The Consuelo lurched backwards suddenly, startling and then puzzling me. “Who the heck is driving?” I demanded.
He smiled condescendingly. “Jake, I know how you like to be in control of everything . . .”
Control this, I thought angrily at him.
“. . . but from here on, you don’t have to do a thing,” he went on. “Everything’s being handled.”
Hudson exited the bath area with damp hair, a fresh shave, and a stony expression, wearing a set of excessively fashionable men’s clothes that he must’ve pulled out of the castoffs closet.
“What’s going on?” He looked around at all of us, then at Waldron again. “And what the hell do you think you’re—”
Waldron stepped back, then turned quickly and fired his little handgun at one of the lounge windows, which exploded.
“Okay, so have I got your attention now?” he demanded.
But by then I was long past feeling menaced by a weapon; I’d been menaced by a sinking barge, Julio’s treachery, and more sharks than I could shake a stick at, all just that morning.
I was all menaced out. “I want,” I repeated, “to know who is driving this boat. We have a right to—”
Waldron fired the gun again, whereupon naturally I wondered how many rounds it held, and whether I could get him to fire the rest of them without hitting any of us.
But just then the boat’s motion halted; moments later the door Waldron had come through opened again and a man I’d never seen before came through it.

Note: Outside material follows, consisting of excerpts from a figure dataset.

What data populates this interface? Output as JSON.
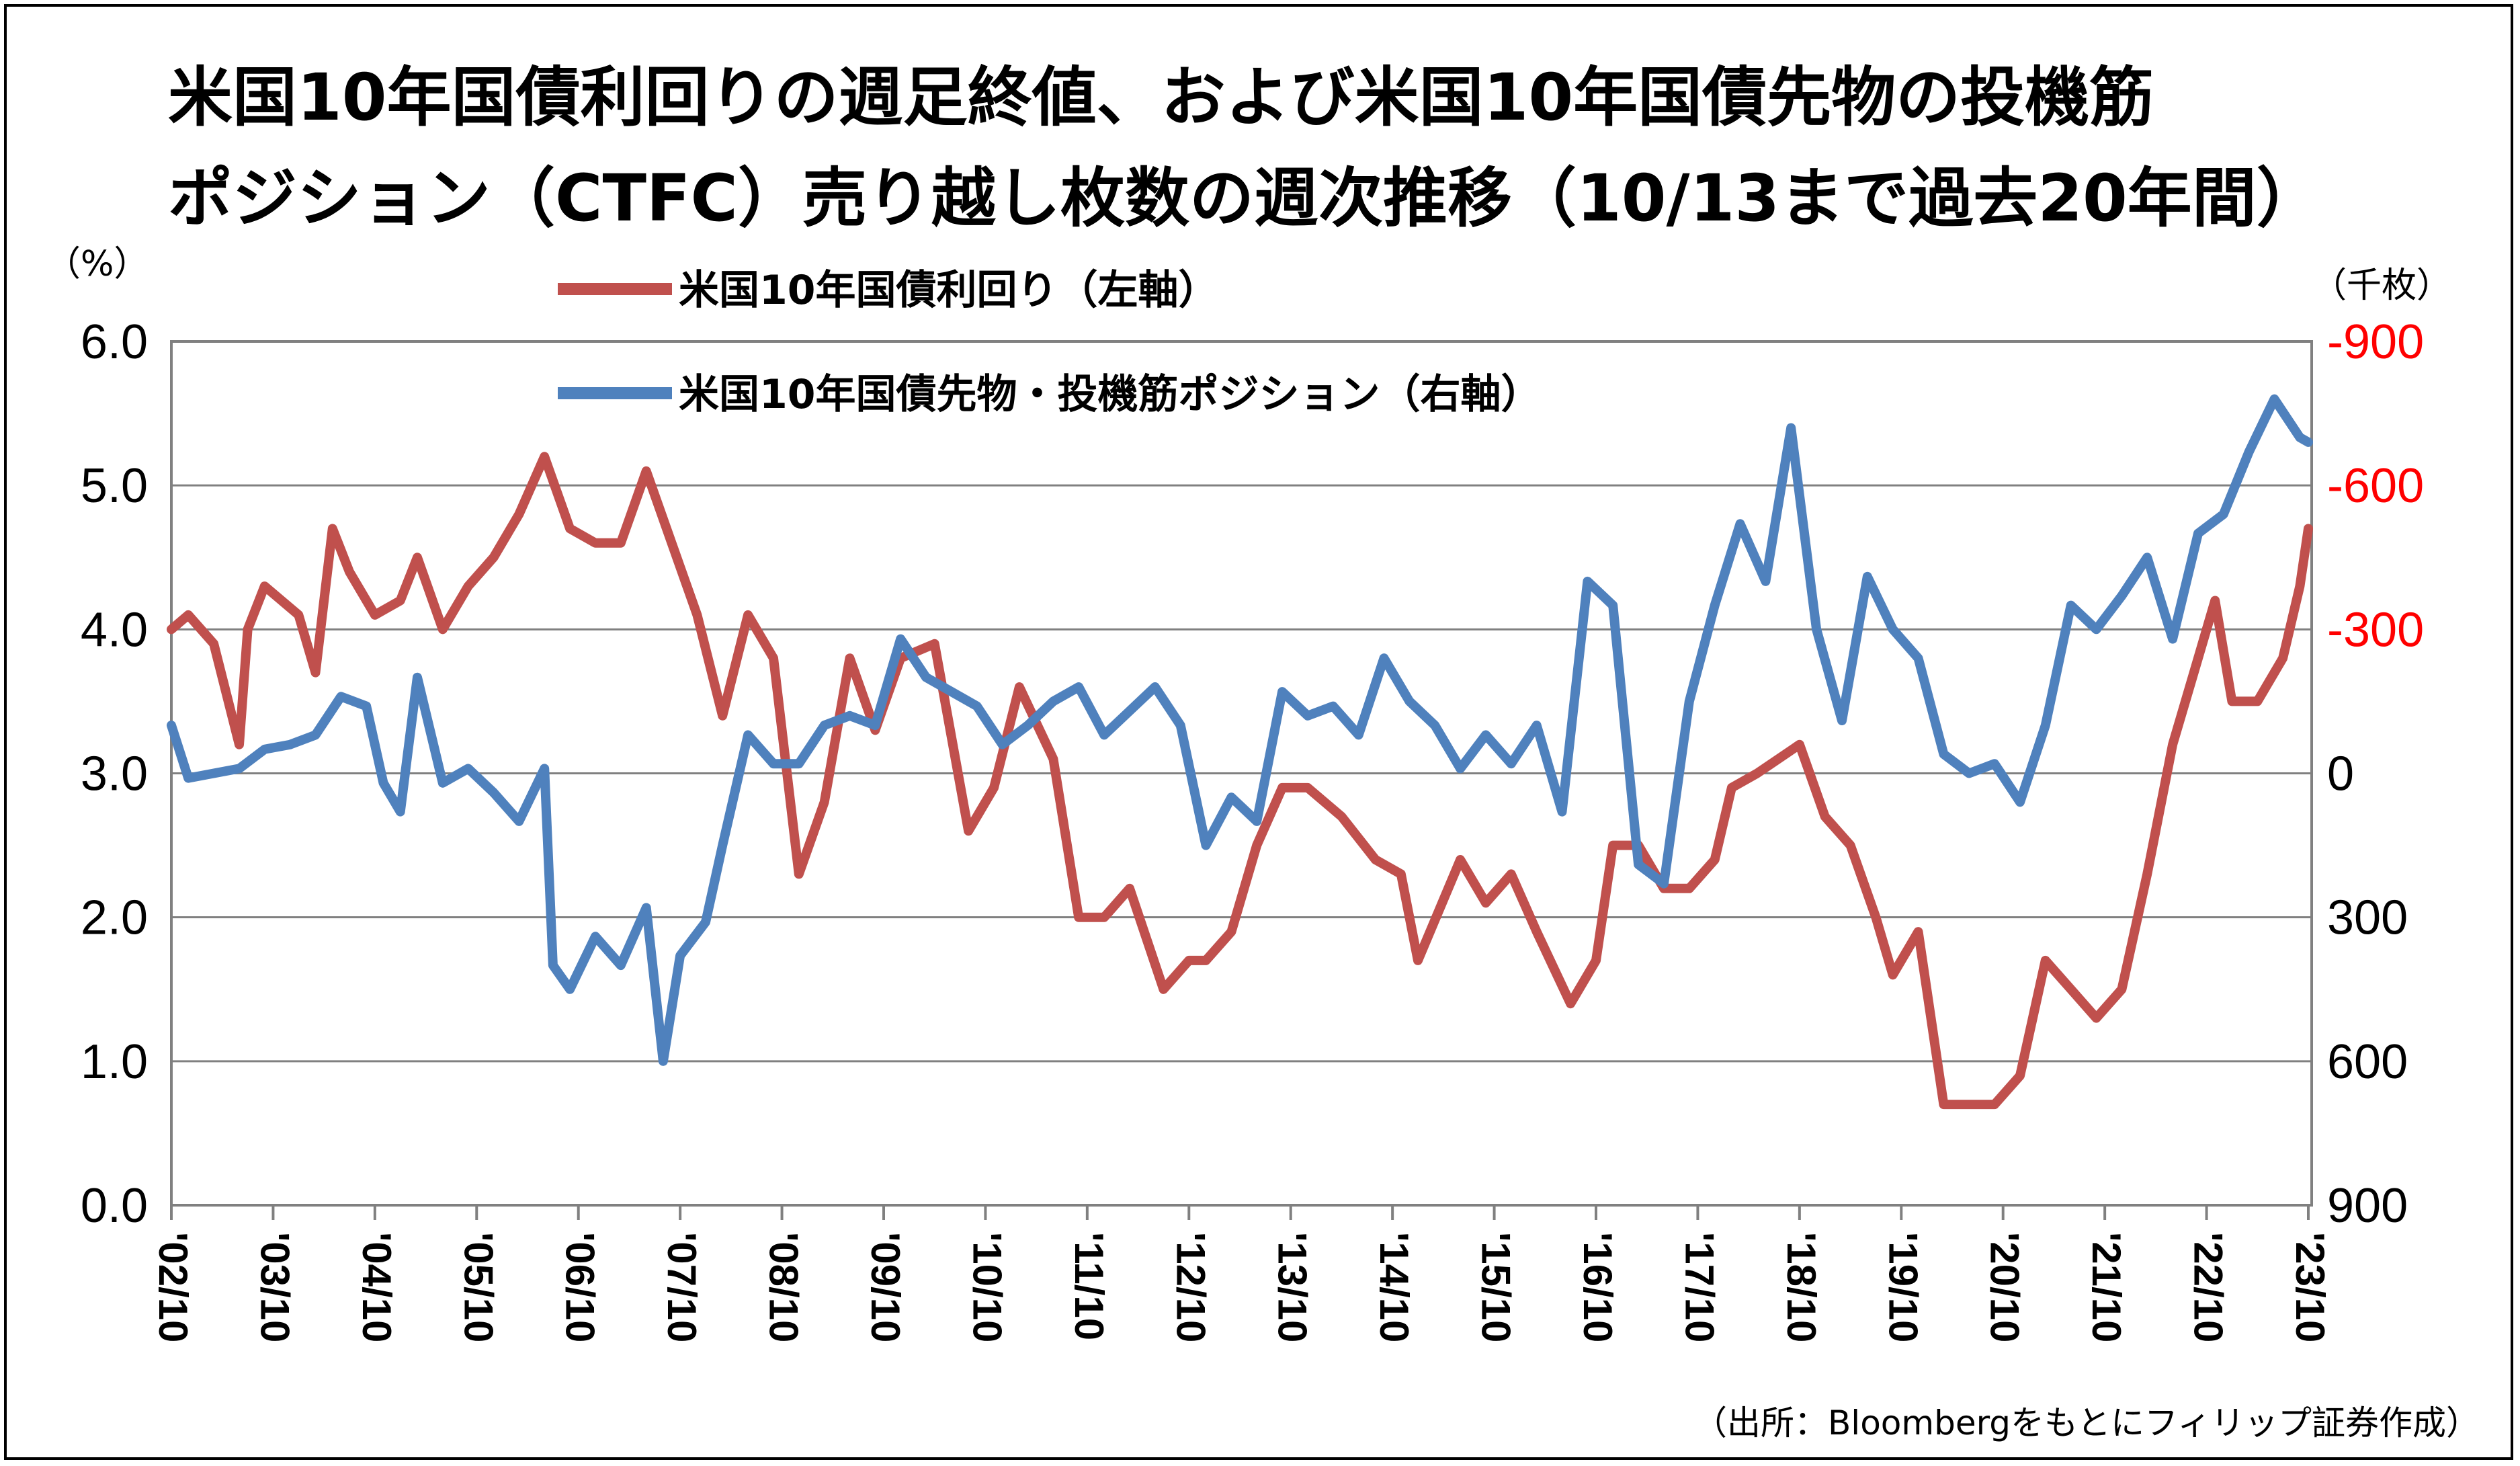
{
  "title_line1": "米国10年国債利回りの週足終値、および米国10年国債先物の投機筋",
  "title_line2": "ポジション（CTFC）売り越し枚数の週次推移（10/13まで過去20年間）",
  "source": "（出所：Bloombergをもとにフィリップ証券作成）",
  "chart_data": {
    "type": "line",
    "title": "米国10年国債利回りの週足終値、および米国10年国債先物の投機筋ポジション（CTFC）売り越し枚数の週次推移（10/13まで過去20年間）",
    "left_axis": {
      "unit_label": "（%）",
      "ticks": [
        "6.0",
        "5.0",
        "4.0",
        "3.0",
        "2.0",
        "1.0",
        "0.0"
      ],
      "range": [
        0,
        6
      ]
    },
    "right_axis": {
      "unit_label": "（千枚）",
      "ticks": [
        "-900",
        "-600",
        "-300",
        "0",
        "300",
        "600",
        "900"
      ],
      "range": [
        900,
        -900
      ],
      "inverted": true,
      "negative_tick_color": "#ff0000"
    },
    "x_ticks": [
      "'02/10",
      "'03/10",
      "'04/10",
      "'05/10",
      "'06/10",
      "'07/10",
      "'08/10",
      "'09/10",
      "'10/10",
      "'11/10",
      "'12/10",
      "'13/10",
      "'14/10",
      "'15/10",
      "'16/10",
      "'17/10",
      "'18/10",
      "'19/10",
      "'20/10",
      "'21/10",
      "'22/10",
      "'23/10"
    ],
    "legend_placement": "top-left",
    "grid": "horizontal",
    "series": [
      {
        "name": "米国10年国債利回り（左軸）",
        "axis": "left",
        "color": "#c0504d",
        "points": [
          [
            "2002-10",
            4.0
          ],
          [
            "2002-12",
            4.1
          ],
          [
            "2003-03",
            3.9
          ],
          [
            "2003-06",
            3.2
          ],
          [
            "2003-07",
            4.0
          ],
          [
            "2003-09",
            4.3
          ],
          [
            "2004-01",
            4.1
          ],
          [
            "2004-03",
            3.7
          ],
          [
            "2004-05",
            4.7
          ],
          [
            "2004-07",
            4.4
          ],
          [
            "2004-10",
            4.1
          ],
          [
            "2005-01",
            4.2
          ],
          [
            "2005-03",
            4.5
          ],
          [
            "2005-06",
            4.0
          ],
          [
            "2005-09",
            4.3
          ],
          [
            "2005-12",
            4.5
          ],
          [
            "2006-03",
            4.8
          ],
          [
            "2006-06",
            5.2
          ],
          [
            "2006-09",
            4.7
          ],
          [
            "2006-12",
            4.6
          ],
          [
            "2007-03",
            4.6
          ],
          [
            "2007-06",
            5.1
          ],
          [
            "2007-09",
            4.6
          ],
          [
            "2007-12",
            4.1
          ],
          [
            "2008-03",
            3.4
          ],
          [
            "2008-06",
            4.1
          ],
          [
            "2008-09",
            3.8
          ],
          [
            "2008-12",
            2.3
          ],
          [
            "2009-03",
            2.8
          ],
          [
            "2009-06",
            3.8
          ],
          [
            "2009-09",
            3.3
          ],
          [
            "2009-12",
            3.8
          ],
          [
            "2010-04",
            3.9
          ],
          [
            "2010-08",
            2.6
          ],
          [
            "2010-11",
            2.9
          ],
          [
            "2011-02",
            3.6
          ],
          [
            "2011-06",
            3.1
          ],
          [
            "2011-09",
            2.0
          ],
          [
            "2011-12",
            2.0
          ],
          [
            "2012-03",
            2.2
          ],
          [
            "2012-07",
            1.5
          ],
          [
            "2012-10",
            1.7
          ],
          [
            "2012-12",
            1.7
          ],
          [
            "2013-03",
            1.9
          ],
          [
            "2013-06",
            2.5
          ],
          [
            "2013-09",
            2.9
          ],
          [
            "2013-12",
            2.9
          ],
          [
            "2014-04",
            2.7
          ],
          [
            "2014-08",
            2.4
          ],
          [
            "2014-11",
            2.3
          ],
          [
            "2015-01",
            1.7
          ],
          [
            "2015-06",
            2.4
          ],
          [
            "2015-09",
            2.1
          ],
          [
            "2015-12",
            2.3
          ],
          [
            "2016-03",
            1.9
          ],
          [
            "2016-07",
            1.4
          ],
          [
            "2016-10",
            1.7
          ],
          [
            "2016-12",
            2.5
          ],
          [
            "2017-03",
            2.5
          ],
          [
            "2017-06",
            2.2
          ],
          [
            "2017-09",
            2.2
          ],
          [
            "2017-12",
            2.4
          ],
          [
            "2018-02",
            2.9
          ],
          [
            "2018-05",
            3.0
          ],
          [
            "2018-10",
            3.2
          ],
          [
            "2019-01",
            2.7
          ],
          [
            "2019-04",
            2.5
          ],
          [
            "2019-07",
            2.0
          ],
          [
            "2019-09",
            1.6
          ],
          [
            "2019-12",
            1.9
          ],
          [
            "2020-03",
            0.7
          ],
          [
            "2020-06",
            0.7
          ],
          [
            "2020-09",
            0.7
          ],
          [
            "2020-12",
            0.9
          ],
          [
            "2021-03",
            1.7
          ],
          [
            "2021-06",
            1.5
          ],
          [
            "2021-09",
            1.3
          ],
          [
            "2021-12",
            1.5
          ],
          [
            "2022-03",
            2.3
          ],
          [
            "2022-06",
            3.2
          ],
          [
            "2022-09",
            3.8
          ],
          [
            "2022-11",
            4.2
          ],
          [
            "2023-01",
            3.5
          ],
          [
            "2023-04",
            3.5
          ],
          [
            "2023-07",
            3.8
          ],
          [
            "2023-09",
            4.3
          ],
          [
            "2023-10",
            4.7
          ]
        ]
      },
      {
        "name": "米国10年国債先物・投機筋ポジション（右軸）",
        "axis": "right",
        "color": "#4f81bd",
        "points": [
          [
            "2002-10",
            -100
          ],
          [
            "2002-12",
            10
          ],
          [
            "2003-03",
            0
          ],
          [
            "2003-06",
            -10
          ],
          [
            "2003-09",
            -50
          ],
          [
            "2003-12",
            -60
          ],
          [
            "2004-03",
            -80
          ],
          [
            "2004-06",
            -160
          ],
          [
            "2004-09",
            -140
          ],
          [
            "2004-11",
            20
          ],
          [
            "2005-01",
            80
          ],
          [
            "2005-03",
            -200
          ],
          [
            "2005-06",
            20
          ],
          [
            "2005-09",
            -10
          ],
          [
            "2005-12",
            40
          ],
          [
            "2006-03",
            100
          ],
          [
            "2006-06",
            -10
          ],
          [
            "2006-07",
            400
          ],
          [
            "2006-09",
            450
          ],
          [
            "2006-12",
            340
          ],
          [
            "2007-03",
            400
          ],
          [
            "2007-06",
            280
          ],
          [
            "2007-08",
            600
          ],
          [
            "2007-10",
            380
          ],
          [
            "2008-01",
            310
          ],
          [
            "2008-03",
            150
          ],
          [
            "2008-06",
            -80
          ],
          [
            "2008-09",
            -20
          ],
          [
            "2008-12",
            -20
          ],
          [
            "2009-03",
            -100
          ],
          [
            "2009-06",
            -120
          ],
          [
            "2009-09",
            -100
          ],
          [
            "2009-12",
            -280
          ],
          [
            "2010-03",
            -200
          ],
          [
            "2010-06",
            -170
          ],
          [
            "2010-09",
            -140
          ],
          [
            "2010-12",
            -60
          ],
          [
            "2011-03",
            -100
          ],
          [
            "2011-06",
            -150
          ],
          [
            "2011-09",
            -180
          ],
          [
            "2011-12",
            -80
          ],
          [
            "2012-03",
            -130
          ],
          [
            "2012-06",
            -180
          ],
          [
            "2012-09",
            -100
          ],
          [
            "2012-12",
            150
          ],
          [
            "2013-03",
            50
          ],
          [
            "2013-06",
            100
          ],
          [
            "2013-09",
            -170
          ],
          [
            "2013-12",
            -120
          ],
          [
            "2014-03",
            -140
          ],
          [
            "2014-06",
            -80
          ],
          [
            "2014-09",
            -240
          ],
          [
            "2014-12",
            -150
          ],
          [
            "2015-03",
            -100
          ],
          [
            "2015-06",
            -10
          ],
          [
            "2015-09",
            -80
          ],
          [
            "2015-12",
            -20
          ],
          [
            "2016-03",
            -100
          ],
          [
            "2016-06",
            80
          ],
          [
            "2016-09",
            -400
          ],
          [
            "2016-12",
            -350
          ],
          [
            "2017-03",
            190
          ],
          [
            "2017-06",
            230
          ],
          [
            "2017-09",
            -150
          ],
          [
            "2017-12",
            -350
          ],
          [
            "2018-03",
            -520
          ],
          [
            "2018-06",
            -400
          ],
          [
            "2018-09",
            -720
          ],
          [
            "2018-12",
            -300
          ],
          [
            "2019-03",
            -110
          ],
          [
            "2019-06",
            -410
          ],
          [
            "2019-09",
            -300
          ],
          [
            "2019-12",
            -240
          ],
          [
            "2020-03",
            -40
          ],
          [
            "2020-06",
            0
          ],
          [
            "2020-09",
            -20
          ],
          [
            "2020-12",
            60
          ],
          [
            "2021-03",
            -100
          ],
          [
            "2021-06",
            -350
          ],
          [
            "2021-09",
            -300
          ],
          [
            "2021-12",
            -370
          ],
          [
            "2022-03",
            -450
          ],
          [
            "2022-06",
            -280
          ],
          [
            "2022-09",
            -500
          ],
          [
            "2022-12",
            -540
          ],
          [
            "2023-03",
            -670
          ],
          [
            "2023-06",
            -780
          ],
          [
            "2023-09",
            -700
          ],
          [
            "2023-10",
            -690
          ]
        ]
      }
    ]
  }
}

“Folks,” said Waldron, raising his hand like some jolly game-show host, “say hello to the not-even-murdered-a-little-bit Mister Paul Coates.”
I looked at Ellie and she looked at me: Of course. Coates was a big, bulky fellow with a broad, sun-leathered face, dark, untrimmed hair and whiskers, and a general air of being in way over his head.
His dull gaze meandered around the room. “Why do I think none of this was his idea?” I whispered to Lizzie.
“Because first he’d have to have ideas?” she responded venomously; investigating murder cases whose victims were only fake-dead was not her favorite activity.
Waldron was talking again. “If you all could’ve minded your own business, none of this would’ve—”
“Sally’s my friend,” Ellie cut in hotly. “People who aren’t monsters help friends, okay? So don’t try blaming this on—”
The calming motions Waldron made with his hands caused me to want mine wrapped tightly around his throat. Coates came back from the fridge with a beer and one of those frozen meat-pastry gadgets that you heat up in the microwave.
He took a large, unselfconscious bite of the unwarmed food item, chewed energetically, and washed it down with beer.
“Just tell me how it worked, will you?” Lizzie said quietly as Waldron prepared to go on with whatever goofy little lecture he thought he was delivering.
“Why?” he asked. “I mean, it’s not like you’ll ever be able to do anything about—”
He stopped, seeming to realize what he’d very nearly said: that we weren’t going to live long enough.
Ellie turned pointedly away and addressed Coates. “So you just left them? Sally and your kids, you took the coin and ran off and let them think you’re dead?”
Coates’s eyes closed tiredly as if he’d already read himself this particular riot act many times.
Poor baby, I thought meanly. But then another thought hit me. “So let me guess,” I said to the very-not-dead fisherman. “You told Waldron about the coin while you two were out shark hunting together? You running the Consuelo, him doing. . . whatever the hell it is he was doing?”